While your credit utilization ratio takes your revolving credit into account, your total non-revolving credit is also important. This comes from events, such as an auto loan or mortgage, where you borrow a single sum of money all at once and then pay it back in installments over time.

If your total debt gets to be too high, it can begin to chip away at your credit score.

Credit Mix and Age

Finally, it’s important to review your credit mix and age. Your credit mix is the variety of different forms of credit that you’re utilizing. This includes things like credit cards, student loans, auto loans, mortgages, and home equity lines of credit. The greater the variety, the higher your score can go.

Additionally, the average age of your credit matters, with older credit always being better. This can make it difficult to boost your score if you’re either young or have recently opened up a new line of credit.
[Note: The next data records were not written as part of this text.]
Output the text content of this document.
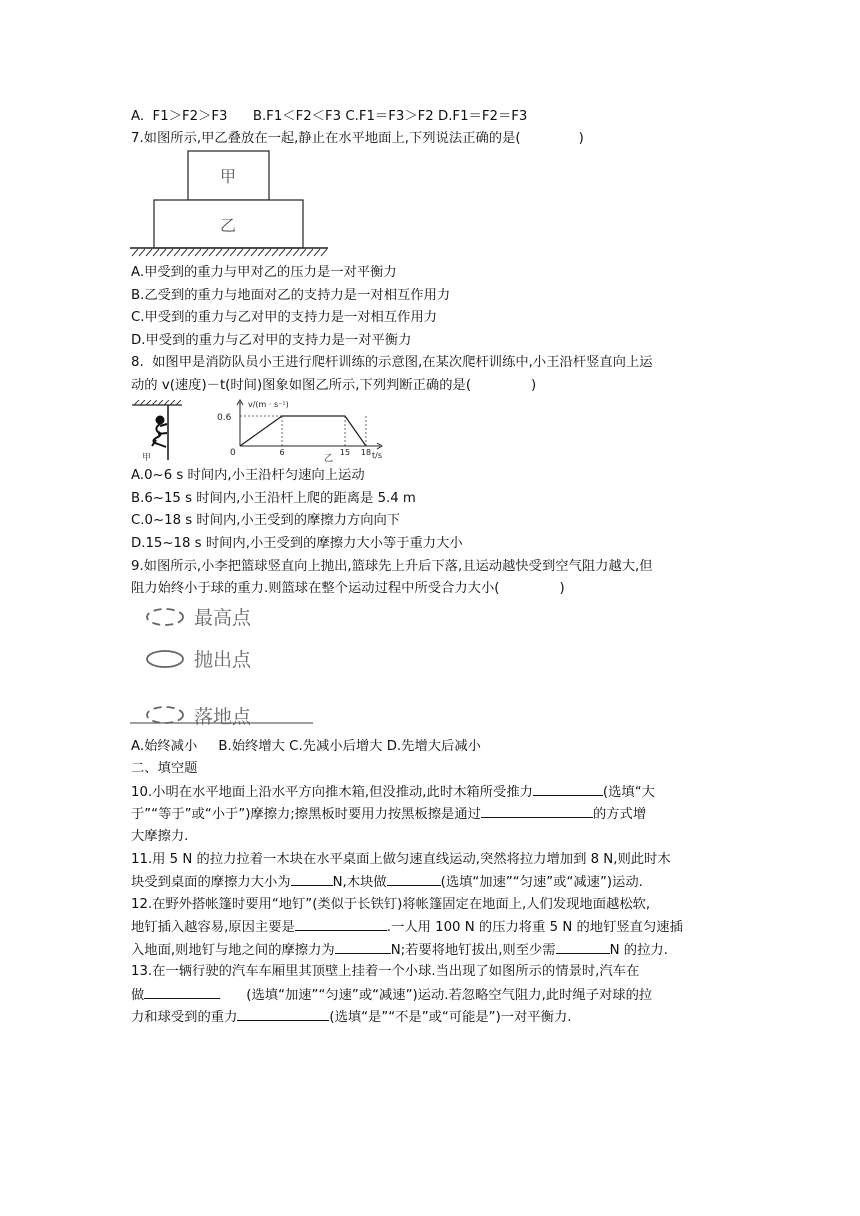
A.  F1＞F2＞F3      B.F1＜F2＜F3 C.F1＝F3＞F2 D.F1＝F2＝F3
7.如图所示,甲乙叠放在一起,静止在水平地面上,下列说法正确的是(	)
甲
乙
A.甲受到的重力与甲对乙的压力是一对平衡力
B.乙受到的重力与地面对乙的支持力是一对相互作用力
C.甲受到的重力与乙对甲的支持力是一对相互作用力
D.甲受到的重力与乙对甲的支持力是一对平衡力
8.  如图甲是消防队员小王进行爬杆训练的示意图,在某次爬杆训练中,小王沿杆竖直向上运
动的 v(速度)－t(时间)图象如图乙所示,下列判断正确的是(	)
甲
v/(m · s⁻¹)
t/s
0.6
0	6	15 18
乙
A.0~6 s 时间内,小王沿杆匀速向上运动
B.6~15 s 时间内,小王沿杆上爬的距离是 5.4 m
C.0~18 s 时间内,小王受到的摩擦力方向向下
D.15~18 s 时间内,小王受到的摩擦力大小等于重力大小
9.如图所示,小李把篮球竖直向上抛出,篮球先上升后下落,且运动越快受到空气阻力越大,但
阻力始终小于球的重力.则篮球在整个运动过程中所受合力大小(	)
最高点
抛出点
落地点
A.始终减小     B.始终增大 C.先减小后增大 D.先增大后减小
二、填空题
10.小明在水平地面上沿水平方向推木箱,但没推动,此时木箱所受推力	(选填“大
于”“等于”或“小于”)摩擦力;擦黑板时要用力按黑板擦是通过	的方式增
大摩擦力.
11.用 5 N 的拉力拉着一木块在水平桌面上做匀速直线运动,突然将拉力增加到 8 N,则此时木
块受到桌面的摩擦力大小为	N,木块做	(选填“加速”“匀速”或“减速”)运动.
12.在野外搭帐篷时要用“地钉”(类似于长铁钉)将帐篷固定在地面上,人们发现地面越松软,
地钉插入越容易,原因主要是	.一人用 100 N 的压力将重 5 N 的地钉竖直匀速插
入地面,则地钉与地之间的摩擦力为	N;若要将地钉拔出,则至少需	N 的拉力.
13.在一辆行驶的汽车车厢里其顶壁上挂着一个小球.当出现了如图所示的情景时,汽车在
做	(选填“加速”“匀速”或“减速”)运动.若忽略空气阻力,此时绳子对球的拉
力和球受到的重力	(选填“是”“不是”或“可能是”)一对平衡力.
What Can You Do With a 688 Credit Score?

While a score of 688 shouldn’t be your end goal, it still means you have good credit. As such, it opens up a world of financial opportunities that are often closed or at least difficult to access for those with Fair or, even worse, “Very Poor” credit. Good credit benefits include:

  • A greater chance of being approved for either a first-time loan or refinancing an existing loan;
  • Access to lower interest rates and higher borrowing limits;
  • More negotiating power with lenders;
  • Lower security deposits for housing;
  • Qualifying for some credit card rewards;
  • Passing credit checks by landlords and employers.

While all of these are officially in the cards with a score of 688, many of the benefits may still be limited. This makes it essential that you work to move your score up rather than letting it remain at 688 or, even worse, having it slip back into the Fair credit range.

How to Improve a 688 Credit Score

While you don’t need to repair a credit score of 688, there are still many ways that you can tailor your financial activity to build on your current score. A few suggestions for ways to do so include:

  • Updating and genuinely sticking to a budget;
  • Reviewing your credit report annually for errors and derogatory marks;
  • Using and paying off your credit cards every month;
  • Paying down as much of your non-revolving debt as possible;
  • Setting goals and building a long-term financial plan to maintain your positive monetary momentum.

If you can continue to cultivate good financial habits like these, you will begin to see your score rise over time. This won’t be an instant event, but with patience, you can continue to steer into the various benefits of good credit both now and for the foreseeable future.